Kucharka posępnie skinęła głową.
— Właśnie. Zapowiedź tego, co będzie dalej.
— Dostaniemy darmowy deser? — spytała Spence.
— Nie, za wcześnie. Jedźcie, mam pracę.
Drzwi do części bagażowej zasunęły się automatycznie przy wtórze buczenia elektrycznych silników. Macnamara sprawdził, czy dobrze się zamknęły, i wsiadł do kabiny.
— Zostało jeszcze dużo tego kakao — powiedział do Suli. — Po co?
— To próbki — wyjaśniła. — Resztę dnia spędzimy na odwiedzaniu innych restauracji. Również w Górnym Mieście.
To dobre miejsce na zbieranie informacji, pomyślała. Skontaktujemy się też z kawiarniami i klubami palaczy. Spence, wciśnięta między Sulę a Macnamarę, spytała:
— Lucy… Czy ty nadal jesteś „Lucy”, gdy będziemy rozmawiać z odbiorcami? Używając tego pseudonimu przy nieznanych ludziach, damy im wskazówki co do twojej podziemnej tożsamości. Gavin i ja możemy korzystać z naszych pseudonimów Starling i Ardelion, ale twoje imię kodowe jest cztery-dziewięć-jeden, tak jak numer naszego zespołu. Nie możemy tego wyjawić.
— Nie, nie możecie.
Sula popatrzyła na ulicę: ludzie poruszali się w cieniu drzew gemeliowych, okrytych białymi kwiatami. Z cienia dobiegło ją echo pewnego imienia. Uśmiechnęła się.

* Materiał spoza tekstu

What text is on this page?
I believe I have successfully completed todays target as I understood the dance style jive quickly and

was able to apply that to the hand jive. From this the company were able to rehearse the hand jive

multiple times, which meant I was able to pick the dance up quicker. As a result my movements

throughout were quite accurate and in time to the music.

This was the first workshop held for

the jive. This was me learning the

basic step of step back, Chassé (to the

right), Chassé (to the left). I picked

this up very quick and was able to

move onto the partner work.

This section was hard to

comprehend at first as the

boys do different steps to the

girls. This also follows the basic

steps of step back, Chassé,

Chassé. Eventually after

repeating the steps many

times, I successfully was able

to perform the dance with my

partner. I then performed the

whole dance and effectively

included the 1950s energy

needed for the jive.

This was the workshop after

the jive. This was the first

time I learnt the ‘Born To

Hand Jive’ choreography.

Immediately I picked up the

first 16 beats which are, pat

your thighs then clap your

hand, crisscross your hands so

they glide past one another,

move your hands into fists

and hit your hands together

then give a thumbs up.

— Nazywajcie mnie Gredel — powiedziała.
Wieczorem, gdy odbite światło Shaamah połyskiwało na wazonie Yu-yao, a Jeden-Krok rozdawał na chodniku kopie „Bojownika”, Sula na umiarkowanie inteligentnym błyszczącym blacie swego stołu tworzyła pisakiem instrukcję, jak należy organizować sieć lojalistycznych komórek. Zamieściła wszystkie procedury bezpieczeństwa, na przykład sposoby nadawania pseudonimów czy używania skrzynek kontaktowych.
Uświadomiła sobie, że część pracy już wykonała: ludzie przekazywali sobie kopie „Bojownika” z rąk do rąk w powstałych spontanicznie nieformalnych sieciach. Z punktu widzenia celów Suli sieci już istniały. Musiała tylko nadać im profesjonalny charakter.
Naksydzi wytropią niesprawne sieci i zabiją ich członków. Ci ludzie przyjmą na siebie kule przeznaczone dla Suli.
Ze sprawnymi sieciami zamierzała skontaktować się później, by — kiedy zajdzie taka potrzeba — wystawić je na inne kule.